Mo’s Palestinian identity is the focus of the sitcom as he constantly emphasizes his strong connection to the place he was never able to visit. (After Amer finally obtained US citizenship in 2009, Amer and his family were able to travel to the West Bank and Jerusalem in 2016).
Amer told NPR last week, “I definitely identify as a Palestinian, but I — you know, it’s one of those things that I, as a refugee asylum seeker in America, someone who’s trying to fit in and feel like — kind of Have a sense of belonging, you become a chameleon,” he said. “I definitely identify as a Texan Palestinian. I mean, I know it feels like a juxtaposition and like two worlds that should collide, but I’m very comfortable in those two worlds.”
Simultaneously heartbreaking and hilarious, “Mo” explores Amer’s identity as a Muslim, Palestinian, refugee and asylum seeker, and even a Houston native.

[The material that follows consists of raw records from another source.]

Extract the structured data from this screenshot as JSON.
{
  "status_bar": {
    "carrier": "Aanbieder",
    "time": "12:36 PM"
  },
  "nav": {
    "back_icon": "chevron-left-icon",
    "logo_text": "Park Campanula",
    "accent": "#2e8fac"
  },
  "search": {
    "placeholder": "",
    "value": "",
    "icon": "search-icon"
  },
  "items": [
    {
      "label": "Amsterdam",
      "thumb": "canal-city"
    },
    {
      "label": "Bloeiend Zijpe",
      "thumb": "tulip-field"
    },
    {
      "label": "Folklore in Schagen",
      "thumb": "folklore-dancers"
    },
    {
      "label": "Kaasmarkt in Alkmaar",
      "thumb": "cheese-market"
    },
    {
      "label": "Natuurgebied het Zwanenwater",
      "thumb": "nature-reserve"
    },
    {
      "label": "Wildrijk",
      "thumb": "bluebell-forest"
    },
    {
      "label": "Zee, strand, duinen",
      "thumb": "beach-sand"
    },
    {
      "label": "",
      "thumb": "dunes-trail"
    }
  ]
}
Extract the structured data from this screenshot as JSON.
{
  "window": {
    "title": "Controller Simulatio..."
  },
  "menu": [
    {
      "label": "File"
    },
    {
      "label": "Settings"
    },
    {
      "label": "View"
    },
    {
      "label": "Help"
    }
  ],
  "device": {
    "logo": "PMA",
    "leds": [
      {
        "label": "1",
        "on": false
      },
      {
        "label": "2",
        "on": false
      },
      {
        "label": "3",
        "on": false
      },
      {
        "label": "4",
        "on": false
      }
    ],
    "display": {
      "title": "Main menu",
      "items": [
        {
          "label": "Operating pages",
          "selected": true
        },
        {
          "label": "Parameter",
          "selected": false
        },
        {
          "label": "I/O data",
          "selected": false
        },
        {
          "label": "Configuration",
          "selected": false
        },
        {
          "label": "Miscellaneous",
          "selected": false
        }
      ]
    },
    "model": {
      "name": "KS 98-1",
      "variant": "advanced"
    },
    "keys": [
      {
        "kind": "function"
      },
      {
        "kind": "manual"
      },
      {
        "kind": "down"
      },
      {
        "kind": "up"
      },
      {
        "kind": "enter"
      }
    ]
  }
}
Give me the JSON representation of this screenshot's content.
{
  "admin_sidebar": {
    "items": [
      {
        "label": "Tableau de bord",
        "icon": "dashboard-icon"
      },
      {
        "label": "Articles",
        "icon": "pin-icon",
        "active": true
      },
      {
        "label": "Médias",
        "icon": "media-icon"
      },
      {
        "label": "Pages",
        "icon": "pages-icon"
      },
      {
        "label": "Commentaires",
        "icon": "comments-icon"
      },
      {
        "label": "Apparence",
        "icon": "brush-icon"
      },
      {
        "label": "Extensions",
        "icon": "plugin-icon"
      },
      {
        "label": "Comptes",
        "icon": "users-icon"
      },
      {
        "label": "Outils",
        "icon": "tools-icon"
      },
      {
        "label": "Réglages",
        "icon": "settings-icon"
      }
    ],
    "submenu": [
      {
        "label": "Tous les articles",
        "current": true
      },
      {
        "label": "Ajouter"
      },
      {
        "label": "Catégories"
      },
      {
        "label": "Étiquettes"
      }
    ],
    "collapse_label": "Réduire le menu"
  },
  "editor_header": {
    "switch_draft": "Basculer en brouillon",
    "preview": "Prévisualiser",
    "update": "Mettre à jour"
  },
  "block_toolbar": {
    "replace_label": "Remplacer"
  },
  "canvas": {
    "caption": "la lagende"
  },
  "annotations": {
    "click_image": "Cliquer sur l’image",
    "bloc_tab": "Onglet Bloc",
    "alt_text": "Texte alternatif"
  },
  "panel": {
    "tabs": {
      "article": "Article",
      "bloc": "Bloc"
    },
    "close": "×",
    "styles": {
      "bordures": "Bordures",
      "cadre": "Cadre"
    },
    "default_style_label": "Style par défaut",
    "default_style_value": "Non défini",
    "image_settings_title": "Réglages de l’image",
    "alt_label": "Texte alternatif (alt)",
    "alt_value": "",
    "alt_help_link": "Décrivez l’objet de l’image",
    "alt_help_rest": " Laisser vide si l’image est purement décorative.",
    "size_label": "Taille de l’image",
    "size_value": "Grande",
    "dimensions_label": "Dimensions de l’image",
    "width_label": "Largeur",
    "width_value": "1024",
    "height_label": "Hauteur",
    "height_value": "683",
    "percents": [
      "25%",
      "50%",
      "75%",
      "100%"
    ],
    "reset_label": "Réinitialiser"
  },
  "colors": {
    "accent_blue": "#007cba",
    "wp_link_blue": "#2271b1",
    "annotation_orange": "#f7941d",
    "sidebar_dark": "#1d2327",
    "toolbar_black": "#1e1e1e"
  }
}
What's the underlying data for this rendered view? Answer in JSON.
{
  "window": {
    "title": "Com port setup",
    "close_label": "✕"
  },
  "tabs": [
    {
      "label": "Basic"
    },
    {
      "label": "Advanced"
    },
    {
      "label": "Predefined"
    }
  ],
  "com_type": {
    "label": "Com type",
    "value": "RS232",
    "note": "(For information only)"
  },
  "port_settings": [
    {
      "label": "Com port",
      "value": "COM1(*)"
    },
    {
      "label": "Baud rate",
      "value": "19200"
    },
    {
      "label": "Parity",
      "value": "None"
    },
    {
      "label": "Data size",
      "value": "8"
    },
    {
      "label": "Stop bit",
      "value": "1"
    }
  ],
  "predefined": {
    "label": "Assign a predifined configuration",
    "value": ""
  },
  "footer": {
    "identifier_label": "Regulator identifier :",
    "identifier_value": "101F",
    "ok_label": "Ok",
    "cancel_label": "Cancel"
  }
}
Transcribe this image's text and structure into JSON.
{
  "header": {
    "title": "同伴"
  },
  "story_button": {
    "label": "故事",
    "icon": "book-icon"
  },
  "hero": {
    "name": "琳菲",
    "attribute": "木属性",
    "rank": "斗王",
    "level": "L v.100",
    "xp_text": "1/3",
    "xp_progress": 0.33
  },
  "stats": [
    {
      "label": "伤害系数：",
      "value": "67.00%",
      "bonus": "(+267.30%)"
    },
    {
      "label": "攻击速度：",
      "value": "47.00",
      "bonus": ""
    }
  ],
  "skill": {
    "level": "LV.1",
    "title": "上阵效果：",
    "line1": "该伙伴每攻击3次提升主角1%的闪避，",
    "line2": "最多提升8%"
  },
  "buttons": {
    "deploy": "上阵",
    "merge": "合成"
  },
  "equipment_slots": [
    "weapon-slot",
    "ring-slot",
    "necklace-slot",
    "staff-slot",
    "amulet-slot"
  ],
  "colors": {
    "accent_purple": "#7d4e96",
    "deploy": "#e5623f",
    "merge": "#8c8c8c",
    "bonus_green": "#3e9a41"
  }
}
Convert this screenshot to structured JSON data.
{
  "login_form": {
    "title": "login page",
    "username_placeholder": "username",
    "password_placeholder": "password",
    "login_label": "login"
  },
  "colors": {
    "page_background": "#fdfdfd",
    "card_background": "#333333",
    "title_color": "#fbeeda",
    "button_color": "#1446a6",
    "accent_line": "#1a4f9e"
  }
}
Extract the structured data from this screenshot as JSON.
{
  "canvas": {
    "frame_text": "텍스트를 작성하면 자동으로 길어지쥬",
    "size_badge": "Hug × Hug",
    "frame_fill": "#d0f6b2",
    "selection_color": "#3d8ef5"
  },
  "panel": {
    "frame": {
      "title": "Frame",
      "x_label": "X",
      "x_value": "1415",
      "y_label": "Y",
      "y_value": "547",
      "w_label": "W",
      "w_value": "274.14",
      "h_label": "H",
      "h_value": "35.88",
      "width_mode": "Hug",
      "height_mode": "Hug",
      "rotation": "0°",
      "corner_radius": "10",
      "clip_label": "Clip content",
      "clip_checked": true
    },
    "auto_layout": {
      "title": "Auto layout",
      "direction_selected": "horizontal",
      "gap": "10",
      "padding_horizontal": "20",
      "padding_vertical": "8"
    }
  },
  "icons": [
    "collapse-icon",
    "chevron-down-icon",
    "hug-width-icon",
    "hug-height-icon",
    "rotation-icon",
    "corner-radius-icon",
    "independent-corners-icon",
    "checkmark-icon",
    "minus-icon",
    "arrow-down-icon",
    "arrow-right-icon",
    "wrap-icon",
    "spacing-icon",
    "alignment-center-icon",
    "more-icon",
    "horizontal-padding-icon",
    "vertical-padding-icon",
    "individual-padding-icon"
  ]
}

But references to the Israeli-Palestinian conflict are played out for laughs rather than dramatization.
Mo interrupts two arguing Arab and Jewish friends on the show and asks, “Rabin, Arafat, are you finished recording your podcast?” When he tells a Texan he is Palestinian and hears “Shalom” in response, Mo replies: “Yes, it’s a real branding issue.” And one night he’s playing arcade games and he says to his friends, “It’s like throwing stones, the Palestinians should be the best at it.”
Replacing the family’s longtime but ineffective Palestinian immigration lawyer for an open-minded Jewish lawyer generates both some comedic and some heartfelt moments.
Amer said it’s important that his identity be the focus of the show without feeling like propaganda.
“Obviously that’s part of our origin story,” he told Variety. “It was important to communicate that very clearly without being overdone. A lot of shows are filled with near-propaganda and want to put so much in your face. While this is just a really gentle story of a family struggling emotionally after being displaced a second time trying to put the pieces back together.”
Ultimately, Amer said he tried to tell his own very narrow story in order to connect with a much broader audience.
“This story is uniquely mine, it’s a refugee story, but there’s a lot out there, there’s a lot of people out there who feel the way I do or can relate to the story,” he told MSNBC. “This is a story about belonging, about feeling like the person next to you, everyone can relate to that.”